Moon and Kim have met face-to-face twice now, the first during a historic summit at the border truce village of Panmunjom in April.
It was the first time a North Korean leader had ever crossed into the South after the 1950-53 war that divided the Korean peninsula.
They met a second time in Panmunjom as they scrambled to salvage a summit between Kim and United States president Donald Trump in Singapore, which eventually went ahead.
They have since agreed to hold a third summit in Pyongyang at an unspecified date in September.
Friday’s announcement came as US efforts to tame the isolated, nuclear-armed North have stalled for weeks.
In June, Trump and Kim vowed to work towards the “complete denuclearisation of the Korean Peninsula”, although their joint statement was short on details for how that was to be achieved.
But Pyongyang has since slammed Washington for its “gangster-like” demands for complete, verifiable and irreversible disarmament, and the UN’s International Atomic Energy Agency recently reported there were no indications the North had stopped its nuclear activities.

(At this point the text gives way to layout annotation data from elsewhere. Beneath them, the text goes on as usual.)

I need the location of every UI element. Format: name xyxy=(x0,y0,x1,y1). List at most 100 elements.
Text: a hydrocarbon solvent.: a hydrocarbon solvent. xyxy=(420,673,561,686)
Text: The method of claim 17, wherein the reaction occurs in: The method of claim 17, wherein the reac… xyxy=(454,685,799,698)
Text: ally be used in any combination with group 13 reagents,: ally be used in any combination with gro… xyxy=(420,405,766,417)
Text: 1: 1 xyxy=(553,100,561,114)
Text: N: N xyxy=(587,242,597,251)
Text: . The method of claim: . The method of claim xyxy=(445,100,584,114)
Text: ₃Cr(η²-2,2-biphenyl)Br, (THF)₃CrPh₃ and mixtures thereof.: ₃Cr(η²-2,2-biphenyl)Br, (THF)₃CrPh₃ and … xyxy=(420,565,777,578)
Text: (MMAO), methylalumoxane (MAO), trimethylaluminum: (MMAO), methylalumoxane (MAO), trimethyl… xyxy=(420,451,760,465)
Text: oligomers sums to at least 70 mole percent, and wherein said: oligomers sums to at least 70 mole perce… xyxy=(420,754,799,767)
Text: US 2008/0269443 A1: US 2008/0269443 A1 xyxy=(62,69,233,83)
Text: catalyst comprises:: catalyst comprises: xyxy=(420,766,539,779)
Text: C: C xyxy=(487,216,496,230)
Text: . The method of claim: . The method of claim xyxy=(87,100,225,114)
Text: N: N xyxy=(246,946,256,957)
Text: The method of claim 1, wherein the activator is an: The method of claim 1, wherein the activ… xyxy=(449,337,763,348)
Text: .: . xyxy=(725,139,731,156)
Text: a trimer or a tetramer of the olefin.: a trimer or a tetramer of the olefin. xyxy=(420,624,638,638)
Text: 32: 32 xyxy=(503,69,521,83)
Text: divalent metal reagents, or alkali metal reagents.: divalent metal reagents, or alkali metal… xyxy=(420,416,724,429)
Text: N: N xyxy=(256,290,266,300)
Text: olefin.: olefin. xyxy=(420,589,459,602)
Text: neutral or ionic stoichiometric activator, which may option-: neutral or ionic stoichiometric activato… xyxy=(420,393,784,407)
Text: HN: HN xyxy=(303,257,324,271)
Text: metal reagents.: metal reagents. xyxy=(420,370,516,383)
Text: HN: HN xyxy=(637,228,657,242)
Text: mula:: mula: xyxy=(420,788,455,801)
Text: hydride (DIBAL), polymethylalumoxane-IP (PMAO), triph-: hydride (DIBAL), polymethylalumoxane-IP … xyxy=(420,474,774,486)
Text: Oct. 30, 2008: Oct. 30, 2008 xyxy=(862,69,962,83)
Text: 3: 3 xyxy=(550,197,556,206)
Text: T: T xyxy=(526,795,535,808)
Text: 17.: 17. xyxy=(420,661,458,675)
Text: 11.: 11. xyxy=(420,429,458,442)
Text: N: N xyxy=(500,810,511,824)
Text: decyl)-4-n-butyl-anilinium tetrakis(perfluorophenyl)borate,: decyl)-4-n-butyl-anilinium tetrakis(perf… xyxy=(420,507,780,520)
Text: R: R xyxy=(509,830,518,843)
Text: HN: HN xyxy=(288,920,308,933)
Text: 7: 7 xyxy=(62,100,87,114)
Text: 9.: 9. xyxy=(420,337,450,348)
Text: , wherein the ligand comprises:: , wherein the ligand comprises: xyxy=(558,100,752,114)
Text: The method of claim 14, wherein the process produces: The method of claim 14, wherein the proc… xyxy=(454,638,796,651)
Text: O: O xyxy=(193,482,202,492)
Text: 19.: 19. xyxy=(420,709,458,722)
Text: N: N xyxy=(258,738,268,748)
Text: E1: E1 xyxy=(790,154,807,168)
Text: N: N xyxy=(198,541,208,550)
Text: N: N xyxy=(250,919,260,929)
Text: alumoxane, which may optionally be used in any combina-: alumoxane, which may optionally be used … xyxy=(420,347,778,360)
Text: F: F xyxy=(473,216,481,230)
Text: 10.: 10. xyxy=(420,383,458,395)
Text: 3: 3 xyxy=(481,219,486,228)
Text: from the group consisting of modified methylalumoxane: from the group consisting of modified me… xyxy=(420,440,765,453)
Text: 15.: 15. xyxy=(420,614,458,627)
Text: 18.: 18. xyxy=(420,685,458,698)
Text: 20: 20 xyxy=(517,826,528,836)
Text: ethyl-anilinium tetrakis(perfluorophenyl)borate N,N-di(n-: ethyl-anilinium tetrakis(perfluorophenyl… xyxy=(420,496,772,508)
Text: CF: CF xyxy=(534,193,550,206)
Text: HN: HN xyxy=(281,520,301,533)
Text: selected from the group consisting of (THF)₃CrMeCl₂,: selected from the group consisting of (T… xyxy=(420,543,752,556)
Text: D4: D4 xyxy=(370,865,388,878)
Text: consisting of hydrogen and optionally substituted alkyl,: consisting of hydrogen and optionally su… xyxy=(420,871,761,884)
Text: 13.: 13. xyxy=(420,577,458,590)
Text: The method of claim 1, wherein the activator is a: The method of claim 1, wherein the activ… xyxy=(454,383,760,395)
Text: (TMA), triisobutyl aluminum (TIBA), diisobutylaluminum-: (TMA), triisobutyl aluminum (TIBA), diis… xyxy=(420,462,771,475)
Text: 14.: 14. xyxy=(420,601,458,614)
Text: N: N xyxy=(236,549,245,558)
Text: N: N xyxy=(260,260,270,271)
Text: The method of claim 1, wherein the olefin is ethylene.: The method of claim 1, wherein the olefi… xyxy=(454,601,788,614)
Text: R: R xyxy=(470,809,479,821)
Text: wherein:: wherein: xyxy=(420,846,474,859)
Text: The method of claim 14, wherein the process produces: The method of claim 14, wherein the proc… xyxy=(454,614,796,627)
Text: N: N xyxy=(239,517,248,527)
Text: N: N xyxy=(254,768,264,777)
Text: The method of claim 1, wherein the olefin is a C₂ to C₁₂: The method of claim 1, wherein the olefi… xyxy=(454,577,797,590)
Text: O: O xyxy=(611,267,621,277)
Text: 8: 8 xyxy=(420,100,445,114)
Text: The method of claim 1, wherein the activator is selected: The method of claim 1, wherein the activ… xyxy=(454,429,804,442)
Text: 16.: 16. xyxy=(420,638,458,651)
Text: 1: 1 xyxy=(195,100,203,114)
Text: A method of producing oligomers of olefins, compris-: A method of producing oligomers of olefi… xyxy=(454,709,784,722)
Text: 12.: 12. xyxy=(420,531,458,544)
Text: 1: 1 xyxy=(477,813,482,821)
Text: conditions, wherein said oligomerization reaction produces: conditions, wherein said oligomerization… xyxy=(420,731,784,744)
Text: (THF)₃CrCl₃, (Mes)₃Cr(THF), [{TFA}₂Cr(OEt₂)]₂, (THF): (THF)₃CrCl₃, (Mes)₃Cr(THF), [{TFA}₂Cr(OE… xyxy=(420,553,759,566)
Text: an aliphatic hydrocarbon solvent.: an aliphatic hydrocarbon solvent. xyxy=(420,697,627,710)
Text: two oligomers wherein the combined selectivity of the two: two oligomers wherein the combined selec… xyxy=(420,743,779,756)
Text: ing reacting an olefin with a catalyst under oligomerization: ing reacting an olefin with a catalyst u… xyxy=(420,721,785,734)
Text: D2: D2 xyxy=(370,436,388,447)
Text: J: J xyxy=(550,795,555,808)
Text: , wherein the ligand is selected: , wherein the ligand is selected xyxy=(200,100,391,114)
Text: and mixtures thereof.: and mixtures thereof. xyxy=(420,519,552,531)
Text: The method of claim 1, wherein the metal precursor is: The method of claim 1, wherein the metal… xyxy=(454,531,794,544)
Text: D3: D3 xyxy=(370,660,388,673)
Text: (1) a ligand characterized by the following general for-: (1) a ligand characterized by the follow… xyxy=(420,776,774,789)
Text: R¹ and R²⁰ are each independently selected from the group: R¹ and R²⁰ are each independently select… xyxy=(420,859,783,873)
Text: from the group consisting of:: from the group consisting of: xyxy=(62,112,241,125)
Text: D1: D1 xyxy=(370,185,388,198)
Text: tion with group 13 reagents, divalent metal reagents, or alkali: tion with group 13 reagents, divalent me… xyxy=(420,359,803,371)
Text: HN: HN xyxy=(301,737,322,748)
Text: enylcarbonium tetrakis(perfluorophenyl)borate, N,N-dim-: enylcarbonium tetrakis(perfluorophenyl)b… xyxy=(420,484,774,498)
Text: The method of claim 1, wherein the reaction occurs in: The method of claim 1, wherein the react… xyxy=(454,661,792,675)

Last week, Trump ordered Secretary of State Mike Pompeo to cancel a planned trip to Pyongyang, saying he did not believe China – the impoverished North’s sole major ally and economic lifeline – was helping in the denuclearisation process due to Washington’s tougher stance on trade.
Pompeo said Tuesday that Washington remains ready to engage “when it is clear that Chairman Kim stands ready to deliver on the commitments that he made at the Singapore summit … to completely denuclearise North Korea.”
According to The Washington Post, Pyongyang sent Pompeo a belligerent letter which prompted Trump to cancel the visit, though its precise contents were not revealed.
Moon – a dove who advocated dialogue to nudge Pyongyang to the negotiating table – has persistently pressed for the resumption of cross-border cooperation, putting his administration at odds with Washington.
Moon’s office said last week it may delay the imminent opening of a liaison office in North Korea, after the abrupt cancellation of Pompeo’s Pyongyang trip.
The office, to be located in the North’s border city of Kaesong, had raised concerns that the transfer of materials there could violate UN sanctions against the North imposed over its past nuclear and missile tests.
“As the summit will be held at such an important time, it was decided to send the special envoy to have … more intense discussions,” Moon’s spokesman Kim said, adding Seoul and Washington were maintaining “close consultation.”